Il collegamento più vistoso è quello con la Notte dei cristalli, nome dato dagli stessi nazisti ai tremendi pogrom da loro condotti in Germania, e non solo, nel novembre del 1938, ma il richiamo del titolo è sicuramente riferito anche al progressivo incrinarsi del rapporto matrimoniale dei protagonisti, così come viene fatto di pensare al rituale della rottura del bicchiere nel matrimonio ebraico in memoria della distruzione del tempio di Gerusalemme.
Da questi spunti sono emerse e si sono moltiplicate le possibili interpretazioni.
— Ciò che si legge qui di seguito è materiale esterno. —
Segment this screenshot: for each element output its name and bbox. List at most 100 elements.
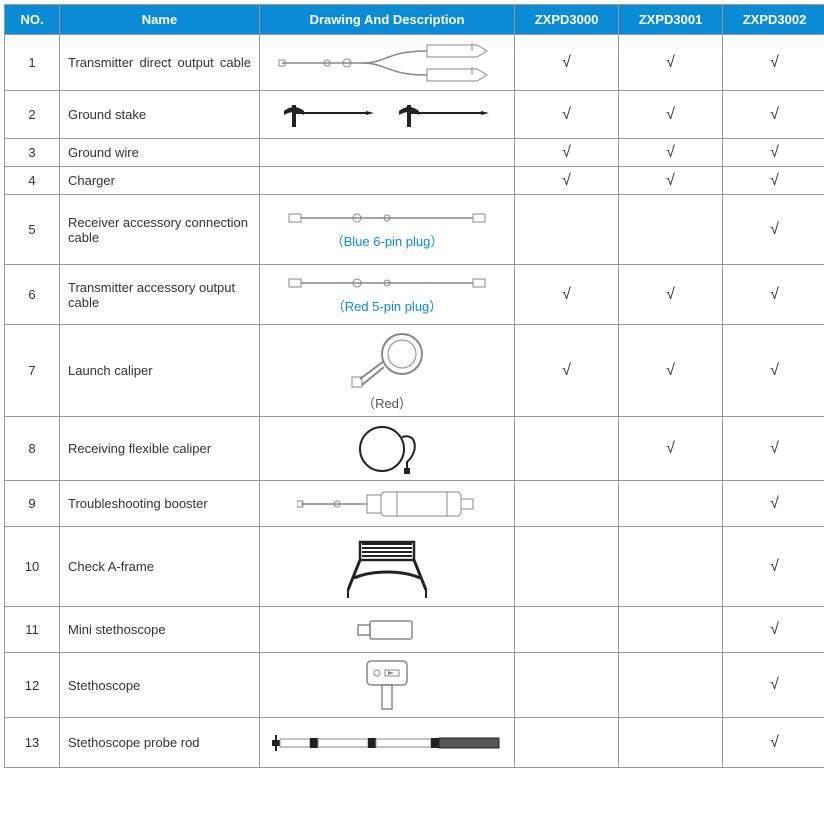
ycable-icon [266, 43, 508, 83]
table-row: 7Launch caliper （Red） √ √ √ [5, 325, 824, 417]
row-name: Launch caliper [60, 325, 260, 417]
model-support-cell: √ [515, 167, 619, 195]
table-row: 10Check A-frame √ [5, 527, 824, 607]
loop-icon [266, 422, 508, 476]
model-support-cell: √ [515, 139, 619, 167]
check-icon: √ [770, 362, 779, 379]
row-number: 12 [5, 653, 60, 718]
row-drawing: （Blue 6-pin plug） [260, 195, 515, 265]
model-support-cell: √ [723, 139, 824, 167]
row-number: 2 [5, 91, 60, 139]
model-support-cell: √ [619, 35, 723, 91]
check-icon: √ [666, 172, 675, 189]
row-number: 3 [5, 139, 60, 167]
drawing-caption: （Red） [266, 393, 508, 412]
model-support-cell: √ [723, 167, 824, 195]
aframe-icon [266, 534, 508, 600]
check-icon: √ [770, 676, 779, 693]
table-row: 12Stethoscope √ [5, 653, 824, 718]
row-drawing [260, 653, 515, 718]
row-drawing [260, 607, 515, 653]
row-drawing: （Red 5-pin plug） [260, 265, 515, 325]
row-drawing [260, 527, 515, 607]
row-name: Stethoscope [60, 653, 260, 718]
table-row: 3Ground wire √ √ √ [5, 139, 824, 167]
row-number: 7 [5, 325, 60, 417]
model-support-cell: √ [619, 139, 723, 167]
ministeth-icon [266, 615, 508, 645]
model-support-cell: √ [515, 325, 619, 417]
check-icon: √ [770, 172, 779, 189]
col-header-name: Name [60, 5, 260, 35]
check-icon: √ [770, 144, 779, 161]
check-icon: √ [770, 734, 779, 751]
table-row: 13Stethoscope probe rod √ [5, 718, 824, 768]
row-number: 6 [5, 265, 60, 325]
booster-icon [266, 489, 508, 519]
row-name: Mini stethoscope [60, 607, 260, 653]
model-support-cell: √ [619, 325, 723, 417]
row-name: Transmitter accessory output cable [60, 265, 260, 325]
row-number: 13 [5, 718, 60, 768]
row-name: Stethoscope probe rod [60, 718, 260, 768]
row-name: Check A-frame [60, 527, 260, 607]
table-row: 1Transmitter direct output cable √√√ [5, 35, 824, 91]
row-number: 1 [5, 35, 60, 91]
check-icon: √ [770, 54, 779, 71]
model-support-cell [619, 481, 723, 527]
col-header-m1: ZXPD3000 [515, 5, 619, 35]
check-icon: √ [666, 286, 675, 303]
model-support-cell: √ [723, 325, 824, 417]
model-support-cell [619, 718, 723, 768]
model-support-cell: √ [515, 91, 619, 139]
row-name: Transmitter direct output cable [60, 35, 260, 91]
col-header-no: NO. [5, 5, 60, 35]
model-support-cell [515, 527, 619, 607]
model-support-cell: √ [723, 718, 824, 768]
model-support-cell: √ [723, 527, 824, 607]
row-drawing [260, 91, 515, 139]
row-drawing [260, 139, 515, 167]
model-support-cell [515, 481, 619, 527]
row-number: 10 [5, 527, 60, 607]
model-support-cell: √ [515, 265, 619, 325]
table-row: 2Ground stake √√√ [5, 91, 824, 139]
table-row: 9Troubleshooting booster √ [5, 481, 824, 527]
check-icon: √ [562, 106, 571, 123]
check-icon: √ [770, 440, 779, 457]
row-name: Receiving flexible caliper [60, 417, 260, 481]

Riflettendo sul fatto che Miller scrisse Vetri Rotti quando aveva settantotto anni mi sono spiegato il motivo per cui questo testo rivela una visione molto complessa dell’identità ebraica, con una tessitura interlocutoria, priva di tesi univoche o certezze o dogmi perché illuminata dalla saggia prospettiva dell’età avanzata dell’autore e dalla sua personale lunga esperienza.
La fluidità di questa posizione ha comportato per regia ed interpreti la necessità di assecondare e far vivere ogni ‘frammento’ di ciascun personaggio accettandone ambiguità e contraddizioni come un riflesso fedele della realtà.
Ecco perché le undici scene che si susseguono senza soluzione di continuità ci hanno suggerito di intraprendere la strada di una sorta di montaggio cinematografico, come se il testo fosse il frutto di una sceneggiatura più che di un percorso di drammaturgia teatrale. Mentre la riflessione storicizzata sui drammatici eventi di quegli anni, lontani geograficamente ma intimamente vissuti come vicinissimi, fa da sfondo imprescindibile alla vicenda umana dei personaggi, l’interrogativo sull’identità ebraica e sull’antisemitismo continua per Miller ad essere il fulcro della sua indagine che ci comunica magistralmente e che ci obbliga a riflettere perché ci coinvolge nel profondo.